No one said or think that "These get done in a day", especially someone like me which is in the silicon business for so many years. I know and understand the issues, the costs, the time, the "pain" but still it is doable, exactly as the first one was.
It is not easy, but I still think that "Building backup and alternative manufacturing solutions can begin in parallel, in overlap or following the main tapeout with some affordable trade offs. Whenever high quantities are involved, these additional NRE costs should be economically justified."
I think you should read my post more carefully as I have never said or mentioned another offering of FPGA as a solution. Kaisemi does not offer FPGAs.
I was talking only on ASICs and special ICs, which are ordered by demand and not available regularly on the shelve. Please see our site.
It is completely clear to everyone in this business that this solution is not simple but doable. It is suitable to many required ASICs and probably irrelevant to many others, for many reasons.
The main thing I wanted to say is that specific ASICs (and not only them) which are critical to the supply chain should be available in one of the ways (inventory, parallel FABs, etc.) for a certain recovery time when a serious disruption appears. Today everyone try to minimize or avoid inventory.
Fast Asic-to-Asic conversion is one of the ways for a fast recovery, if nothing else is available, even so not suitable to all ICs.
Ben-Yaish, having design resources in multiple places is hardly the beginning of having a functioning, error-free semiconductor device. With design rules hitting 30nm or below these days, proper process set of and qualification of each location are critical. These do not get done in a day, you know? Too many electrical/design engineers in the semiconductor industry think error-free processes come for free and painless.
You argue that the answer is to continue the fabless model (as lucrative as it's been to a few) with a new backup chain offering FPGAs.
I doubt there will simply be a humongous surge in demand analogous to the loss in supply created by the Japanese earthquake.
While the redundancy in the design of FPGA allows "fast and seamless conversion," (though with obvious and striking differences between the performance of FPGA and hard ICs) "into identical components," high initial cost to logistic redundancy times high initial cost to design redundancy equals a rather expensive "secondary but vital" existence, like some Shaharazadian vizier's dream.
Pre-news: [ http://www.technologyreview.com/computing/37406/?p1=A1&a=f ] I paraphrase:
"The new chips are a cheaper, more powerful competitor. Says Steve Teig, founder and chief technology officer of Tabula, his company's reprogrammable design is considerably smaller than that of an FPGA. 'From its behavior, our [design] is indistinguishable from a stack of chips,' says Teig, making it 5*cheaper to make, providing more than 2*density of logic and roughly 4*performance." [Basically, built-in paging].

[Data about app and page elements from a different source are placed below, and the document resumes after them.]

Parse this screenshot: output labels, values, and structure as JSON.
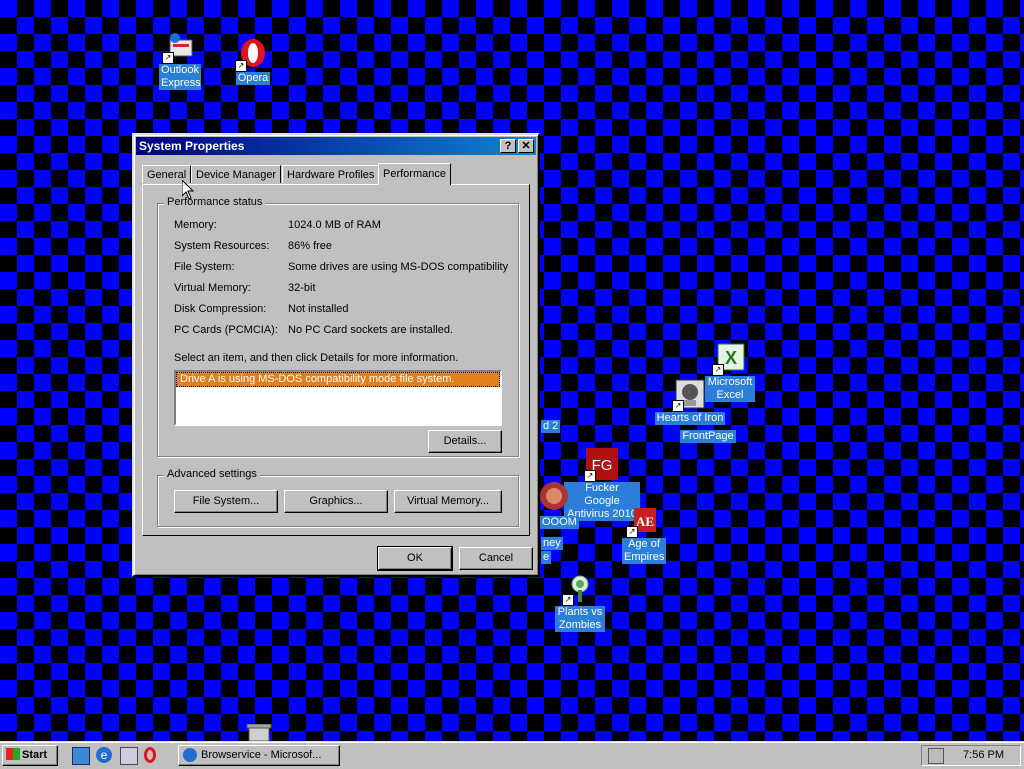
{
  "desktop": {
    "icons": [
      {
        "label": "Outlook Express",
        "icon": "outlook-express-icon"
      },
      {
        "label": "Opera",
        "icon": "opera-icon"
      },
      {
        "label": "Microsoft Excel",
        "icon": "excel-icon"
      },
      {
        "label": "Hearts of Iron",
        "icon": "hearts-of-iron-icon"
      },
      {
        "label": "FrontPage",
        "icon": "frontpage-icon"
      },
      {
        "label": "Fucker Google Antivirus 2010",
        "icon": "antivirus-icon"
      },
      {
        "label": "Age of Empires",
        "icon": "age-of-empires-icon"
      },
      {
        "label": "Plants vs Zombies",
        "icon": "plants-vs-zombies-icon"
      },
      {
        "label": "OOOM",
        "icon": "doom-icon"
      }
    ],
    "partial_labels": [
      "d 2",
      "ney",
      "e"
    ]
  },
  "window": {
    "title": "System Properties",
    "help_btn": "?",
    "close_btn": "✕",
    "tabs": [
      "General",
      "Device Manager",
      "Hardware Profiles",
      "Performance"
    ],
    "active_tab": "Performance",
    "status_group": "Performance status",
    "status": [
      {
        "key": "Memory:",
        "value": "1024.0 MB of RAM"
      },
      {
        "key": "System Resources:",
        "value": "86% free"
      },
      {
        "key": "File System:",
        "value": "Some drives are using MS-DOS compatibility"
      },
      {
        "key": "Virtual Memory:",
        "value": "32-bit"
      },
      {
        "key": "Disk Compression:",
        "value": "Not installed"
      },
      {
        "key": "PC Cards (PCMCIA):",
        "value": "No PC Card sockets are installed."
      }
    ],
    "instruction": "Select an item, and then click Details for more information.",
    "list_items": [
      "Drive A is using MS-DOS compatibility mode file system."
    ],
    "details_btn": "Details...",
    "advanced_group": "Advanced settings",
    "file_system_btn": "File System...",
    "graphics_btn": "Graphics...",
    "virtual_memory_btn": "Virtual Memory...",
    "ok_btn": "OK",
    "cancel_btn": "Cancel"
  },
  "taskbar": {
    "start": "Start",
    "quick_launch": [
      "show-desktop-icon",
      "ie-icon",
      "outlook-icon",
      "opera-icon"
    ],
    "task": "Browservice - Microsof...",
    "clock": "7:56 PM"
  }
}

Even if you proposed Teig's FPGA instead of your own, there would still be a flawed logistic. If the problem was, at first, that far-off supply was inherently unstable, why build a second chain equally as long and not even always needed?
The fabless, JIT model is showing it's greatest failure right now: the chips aren't here. I understand why anyone would seriously suggest manufacturing more redundancy to be more synchronized, but only if they obviously would stand to profit.
What you should promote is getting out of the fabless model entirely. Obviously, with Texas Instruments acquiring National Semiconductor, there should be no more doubt (at least in America) that "real men have fabs".